LED ni diode ya semiconductor inayotoa mwanga kwa njia ya umeme. Wakati voltage chanya inatumika kwenye mpaka wa p-n, elektroni na mashimo huingizwa kwenye eneo lenye uwezo, ambapo huchanganyika. Nishati inayotolewa wakati wa mchakato huu hutoa foton (mwanga). Rangi ya mwanga unaotolewa (urefu wa wimbi) imedhamiriwa na nishati ya pengo la bendi ya nyenzo ya semiconductor inayotumika katika eneo lenye uwezo.

• R6 (AlGaInP):Aluminium Gallium Indium Phosphide ni mfumo wa nyenzo unaotumika kutengeneza LED zenye ufanisi katika anuwai ya wigo nyekundu, machungwa na ya kahawia. Ina pengo la bendi la moja kwa moja linalofaa kwa utoaji wa mwanga wenye ufanisi.
• GH (InGaN):InGaN is the material system used for blue, green, and white LEDs. By altering the indium content, the bandgap can be tuned. Within this material system, achieving high-efficiency green light emission (the "green gap") has been a longstanding historical challenge.

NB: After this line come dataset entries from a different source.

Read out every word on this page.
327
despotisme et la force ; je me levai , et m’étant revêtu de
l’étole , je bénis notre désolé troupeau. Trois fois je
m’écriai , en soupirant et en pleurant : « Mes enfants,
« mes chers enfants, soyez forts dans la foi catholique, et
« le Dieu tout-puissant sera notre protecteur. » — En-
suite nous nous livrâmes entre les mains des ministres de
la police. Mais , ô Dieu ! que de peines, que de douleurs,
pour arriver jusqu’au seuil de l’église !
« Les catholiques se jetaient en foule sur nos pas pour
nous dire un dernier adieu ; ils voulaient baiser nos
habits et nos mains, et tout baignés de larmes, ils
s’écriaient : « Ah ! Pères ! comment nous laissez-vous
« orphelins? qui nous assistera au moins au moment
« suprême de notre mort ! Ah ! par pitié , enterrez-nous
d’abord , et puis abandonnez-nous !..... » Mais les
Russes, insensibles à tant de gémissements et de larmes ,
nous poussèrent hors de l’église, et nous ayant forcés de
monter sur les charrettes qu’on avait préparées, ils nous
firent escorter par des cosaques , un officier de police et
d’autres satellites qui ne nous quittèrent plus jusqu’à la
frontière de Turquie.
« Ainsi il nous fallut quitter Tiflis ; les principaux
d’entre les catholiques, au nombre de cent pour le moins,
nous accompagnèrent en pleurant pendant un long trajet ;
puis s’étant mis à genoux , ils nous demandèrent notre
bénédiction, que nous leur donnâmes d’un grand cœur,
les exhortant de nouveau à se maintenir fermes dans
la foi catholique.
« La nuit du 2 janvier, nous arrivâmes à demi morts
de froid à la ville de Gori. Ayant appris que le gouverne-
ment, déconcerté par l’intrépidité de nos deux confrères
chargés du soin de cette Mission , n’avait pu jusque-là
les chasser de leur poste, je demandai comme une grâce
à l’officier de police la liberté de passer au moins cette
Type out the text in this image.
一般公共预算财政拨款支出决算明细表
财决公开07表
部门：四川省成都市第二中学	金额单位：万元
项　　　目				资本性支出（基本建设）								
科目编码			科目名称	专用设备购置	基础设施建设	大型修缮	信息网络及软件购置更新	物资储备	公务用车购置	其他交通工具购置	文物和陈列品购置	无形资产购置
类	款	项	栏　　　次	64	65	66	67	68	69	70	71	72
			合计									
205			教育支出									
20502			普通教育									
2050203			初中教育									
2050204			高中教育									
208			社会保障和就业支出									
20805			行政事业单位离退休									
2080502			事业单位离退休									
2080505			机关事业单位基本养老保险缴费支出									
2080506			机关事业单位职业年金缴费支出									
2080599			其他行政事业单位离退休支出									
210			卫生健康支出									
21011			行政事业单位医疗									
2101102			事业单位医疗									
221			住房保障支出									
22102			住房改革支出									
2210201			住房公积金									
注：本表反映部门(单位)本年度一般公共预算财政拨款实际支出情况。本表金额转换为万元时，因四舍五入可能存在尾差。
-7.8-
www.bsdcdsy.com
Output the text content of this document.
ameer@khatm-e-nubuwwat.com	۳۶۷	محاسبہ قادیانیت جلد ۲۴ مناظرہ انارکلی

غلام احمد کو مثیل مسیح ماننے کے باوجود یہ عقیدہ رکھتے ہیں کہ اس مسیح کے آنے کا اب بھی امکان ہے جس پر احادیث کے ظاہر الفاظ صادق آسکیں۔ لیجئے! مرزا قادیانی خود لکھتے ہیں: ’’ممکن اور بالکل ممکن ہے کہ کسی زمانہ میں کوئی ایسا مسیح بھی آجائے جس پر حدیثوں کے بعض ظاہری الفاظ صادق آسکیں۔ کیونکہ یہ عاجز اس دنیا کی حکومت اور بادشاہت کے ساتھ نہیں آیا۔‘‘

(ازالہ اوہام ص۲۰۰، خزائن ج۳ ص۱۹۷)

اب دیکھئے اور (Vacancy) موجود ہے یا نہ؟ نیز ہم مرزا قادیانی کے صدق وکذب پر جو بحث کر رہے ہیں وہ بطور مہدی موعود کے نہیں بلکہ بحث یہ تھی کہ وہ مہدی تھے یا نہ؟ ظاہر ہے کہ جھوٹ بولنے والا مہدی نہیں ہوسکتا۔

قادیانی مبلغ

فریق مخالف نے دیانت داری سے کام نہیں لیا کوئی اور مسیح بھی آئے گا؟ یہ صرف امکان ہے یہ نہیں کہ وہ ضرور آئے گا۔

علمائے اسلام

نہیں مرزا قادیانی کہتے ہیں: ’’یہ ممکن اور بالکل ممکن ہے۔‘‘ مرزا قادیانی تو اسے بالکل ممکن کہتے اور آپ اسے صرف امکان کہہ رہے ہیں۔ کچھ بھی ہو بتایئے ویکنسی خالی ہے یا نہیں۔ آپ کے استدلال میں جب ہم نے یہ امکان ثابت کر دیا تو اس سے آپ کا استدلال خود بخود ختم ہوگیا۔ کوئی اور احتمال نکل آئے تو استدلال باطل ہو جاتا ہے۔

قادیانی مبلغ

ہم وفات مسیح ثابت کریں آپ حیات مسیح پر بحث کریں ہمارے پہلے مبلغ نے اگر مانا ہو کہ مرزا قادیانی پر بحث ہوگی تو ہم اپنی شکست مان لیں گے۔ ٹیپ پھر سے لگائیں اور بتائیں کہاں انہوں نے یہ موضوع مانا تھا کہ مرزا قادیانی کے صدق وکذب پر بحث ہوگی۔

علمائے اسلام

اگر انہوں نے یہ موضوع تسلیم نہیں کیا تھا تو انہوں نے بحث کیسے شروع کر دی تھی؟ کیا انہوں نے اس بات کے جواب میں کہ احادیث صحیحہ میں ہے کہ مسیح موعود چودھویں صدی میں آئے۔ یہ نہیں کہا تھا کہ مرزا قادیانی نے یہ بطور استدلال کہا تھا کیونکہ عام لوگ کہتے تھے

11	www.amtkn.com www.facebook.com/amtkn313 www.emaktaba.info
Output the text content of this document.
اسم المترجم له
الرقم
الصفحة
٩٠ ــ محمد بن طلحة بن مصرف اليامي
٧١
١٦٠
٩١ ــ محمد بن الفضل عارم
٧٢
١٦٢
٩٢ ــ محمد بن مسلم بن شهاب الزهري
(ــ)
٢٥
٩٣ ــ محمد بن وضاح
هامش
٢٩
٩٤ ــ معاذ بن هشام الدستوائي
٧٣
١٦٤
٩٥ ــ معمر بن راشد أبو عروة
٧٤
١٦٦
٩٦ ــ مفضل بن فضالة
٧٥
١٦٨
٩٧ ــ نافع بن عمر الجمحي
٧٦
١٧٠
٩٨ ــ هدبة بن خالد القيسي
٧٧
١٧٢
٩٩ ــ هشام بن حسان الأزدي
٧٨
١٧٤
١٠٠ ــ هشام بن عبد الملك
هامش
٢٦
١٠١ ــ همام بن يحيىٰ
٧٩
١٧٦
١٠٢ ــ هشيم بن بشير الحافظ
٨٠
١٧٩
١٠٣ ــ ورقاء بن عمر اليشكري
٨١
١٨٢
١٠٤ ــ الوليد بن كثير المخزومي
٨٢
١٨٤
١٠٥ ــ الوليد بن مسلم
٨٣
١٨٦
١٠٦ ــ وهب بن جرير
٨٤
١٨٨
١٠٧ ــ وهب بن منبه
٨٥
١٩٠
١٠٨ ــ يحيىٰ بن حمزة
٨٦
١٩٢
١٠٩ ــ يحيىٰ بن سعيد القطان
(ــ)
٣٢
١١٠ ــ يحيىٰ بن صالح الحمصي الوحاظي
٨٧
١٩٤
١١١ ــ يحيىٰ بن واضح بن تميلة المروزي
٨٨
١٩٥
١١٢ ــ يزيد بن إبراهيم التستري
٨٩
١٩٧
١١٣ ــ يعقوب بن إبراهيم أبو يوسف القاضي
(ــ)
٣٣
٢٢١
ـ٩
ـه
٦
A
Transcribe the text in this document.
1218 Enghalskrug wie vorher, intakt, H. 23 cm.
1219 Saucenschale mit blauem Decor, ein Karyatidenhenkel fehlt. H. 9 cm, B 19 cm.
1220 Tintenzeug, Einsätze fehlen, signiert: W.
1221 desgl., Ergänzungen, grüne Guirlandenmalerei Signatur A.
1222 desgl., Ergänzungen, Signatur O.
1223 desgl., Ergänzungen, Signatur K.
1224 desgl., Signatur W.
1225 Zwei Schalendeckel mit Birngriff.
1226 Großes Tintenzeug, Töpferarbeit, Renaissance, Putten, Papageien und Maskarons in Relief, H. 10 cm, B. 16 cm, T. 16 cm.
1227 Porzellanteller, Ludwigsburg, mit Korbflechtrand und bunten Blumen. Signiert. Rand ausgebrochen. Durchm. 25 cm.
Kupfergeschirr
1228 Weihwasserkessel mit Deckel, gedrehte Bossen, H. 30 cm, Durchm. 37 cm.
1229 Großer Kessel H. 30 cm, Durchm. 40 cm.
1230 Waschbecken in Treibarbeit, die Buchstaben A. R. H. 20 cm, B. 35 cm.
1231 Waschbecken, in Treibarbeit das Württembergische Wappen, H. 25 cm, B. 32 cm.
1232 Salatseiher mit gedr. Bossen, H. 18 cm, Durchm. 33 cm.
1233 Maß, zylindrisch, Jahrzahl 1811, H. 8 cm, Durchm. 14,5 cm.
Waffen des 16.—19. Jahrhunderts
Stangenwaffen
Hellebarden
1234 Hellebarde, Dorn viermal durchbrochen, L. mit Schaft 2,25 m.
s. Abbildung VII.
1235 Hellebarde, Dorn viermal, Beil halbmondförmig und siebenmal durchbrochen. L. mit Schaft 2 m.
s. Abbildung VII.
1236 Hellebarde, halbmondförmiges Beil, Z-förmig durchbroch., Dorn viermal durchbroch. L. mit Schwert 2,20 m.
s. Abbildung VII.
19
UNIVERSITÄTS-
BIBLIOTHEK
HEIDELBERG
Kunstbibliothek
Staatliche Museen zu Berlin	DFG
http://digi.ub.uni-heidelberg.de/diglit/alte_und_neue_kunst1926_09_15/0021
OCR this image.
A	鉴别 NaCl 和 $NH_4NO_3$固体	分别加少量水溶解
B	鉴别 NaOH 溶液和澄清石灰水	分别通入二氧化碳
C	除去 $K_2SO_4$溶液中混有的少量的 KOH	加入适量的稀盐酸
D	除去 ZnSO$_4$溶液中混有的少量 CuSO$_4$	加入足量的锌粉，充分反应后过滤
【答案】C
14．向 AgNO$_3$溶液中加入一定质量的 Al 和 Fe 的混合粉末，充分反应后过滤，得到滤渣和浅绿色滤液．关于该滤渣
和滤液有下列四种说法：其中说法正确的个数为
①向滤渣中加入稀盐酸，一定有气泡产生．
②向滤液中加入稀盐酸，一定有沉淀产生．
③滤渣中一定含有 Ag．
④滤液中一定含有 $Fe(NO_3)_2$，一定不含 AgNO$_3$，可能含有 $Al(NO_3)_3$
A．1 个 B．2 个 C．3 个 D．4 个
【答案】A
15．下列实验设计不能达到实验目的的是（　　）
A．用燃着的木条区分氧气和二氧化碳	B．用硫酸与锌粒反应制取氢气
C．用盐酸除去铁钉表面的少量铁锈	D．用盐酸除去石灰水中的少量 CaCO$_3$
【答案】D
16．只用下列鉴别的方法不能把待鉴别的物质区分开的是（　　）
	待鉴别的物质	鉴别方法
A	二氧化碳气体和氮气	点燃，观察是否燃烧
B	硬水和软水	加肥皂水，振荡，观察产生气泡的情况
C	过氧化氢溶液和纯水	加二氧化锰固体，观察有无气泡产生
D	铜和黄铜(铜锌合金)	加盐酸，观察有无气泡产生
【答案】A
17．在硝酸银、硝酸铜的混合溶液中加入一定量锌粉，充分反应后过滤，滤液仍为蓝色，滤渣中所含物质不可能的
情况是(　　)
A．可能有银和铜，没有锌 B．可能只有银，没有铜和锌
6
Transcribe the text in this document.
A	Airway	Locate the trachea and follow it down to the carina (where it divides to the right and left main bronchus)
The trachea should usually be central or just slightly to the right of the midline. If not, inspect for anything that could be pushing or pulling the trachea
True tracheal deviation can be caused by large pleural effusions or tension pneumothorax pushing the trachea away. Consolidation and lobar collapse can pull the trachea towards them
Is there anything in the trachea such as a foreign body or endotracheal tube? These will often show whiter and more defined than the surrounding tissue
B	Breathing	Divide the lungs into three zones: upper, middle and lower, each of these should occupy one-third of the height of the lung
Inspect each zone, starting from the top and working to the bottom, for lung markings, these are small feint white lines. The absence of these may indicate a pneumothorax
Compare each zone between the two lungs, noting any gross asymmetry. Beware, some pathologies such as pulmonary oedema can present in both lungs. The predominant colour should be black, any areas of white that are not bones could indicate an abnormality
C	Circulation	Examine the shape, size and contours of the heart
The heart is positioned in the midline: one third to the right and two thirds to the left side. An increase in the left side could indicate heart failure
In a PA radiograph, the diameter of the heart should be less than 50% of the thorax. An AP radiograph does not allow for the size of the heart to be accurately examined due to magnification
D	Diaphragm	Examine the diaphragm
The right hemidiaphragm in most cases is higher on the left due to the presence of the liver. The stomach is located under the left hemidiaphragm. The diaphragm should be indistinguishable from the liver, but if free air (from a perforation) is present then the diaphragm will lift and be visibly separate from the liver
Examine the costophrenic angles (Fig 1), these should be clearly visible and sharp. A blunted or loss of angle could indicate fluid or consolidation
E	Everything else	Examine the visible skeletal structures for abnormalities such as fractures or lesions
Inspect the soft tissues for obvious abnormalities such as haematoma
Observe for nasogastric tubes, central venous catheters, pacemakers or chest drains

Light from the tiny semiconductor chip is encapsulated within an epoxy or silicone package. The "white diffusive" resin contains scattering particles that randomize the direction of photons, resulting in a broad, uniform emission pattern. The package also provides mechanical protection, electrical contacts, and aids in heat dissipation.

13. Industry Trends

The SMD LED market continues to evolve, driven by demands for miniaturization, higher efficiency, and lower cost. Trends related to devices such as the 18-225A include:

• Efficiency Improvement:Ongoing advancements in epitaxial growth and chip design lead to higher luminous efficacy (more light output per watt of electrical power), enabling brighter indicator lights or lower power consumption.
• Improved Color Consistency:Advances in manufacturing control and more sophisticated binning strategies have enabled tighter color and brightness tolerances, which are crucial for applications such as backlight arrays and full-color displays.
• Color Gamut Expansion:The development of new phosphors and narrow-band emitters, such as quantum dots, has enabled LEDs to achieve more saturated colors, expanding the color space achievable by displays.
• Integration:The trend of integrating multiple LED chips (RGB, RGBW), control ICs, and even passive components into a single package module continues, simplifying the assembly of end products.
• Reliability Focus:As LEDs penetrate into automotive, industrial, and medical markets, increasing emphasis is placed on long-term reliability data, failure mode analysis, and certification under harsh environmental conditions (high temperature, high humidity, thermal cycling).

While newer, smaller package forms exist (e.g., 0201, 01005), the 3.2x1.6mm footprint remains a popular and reliable workhorse for general indicator and backlight applications, offering a good balance between size, brightness, ease of handling, and thermal performance.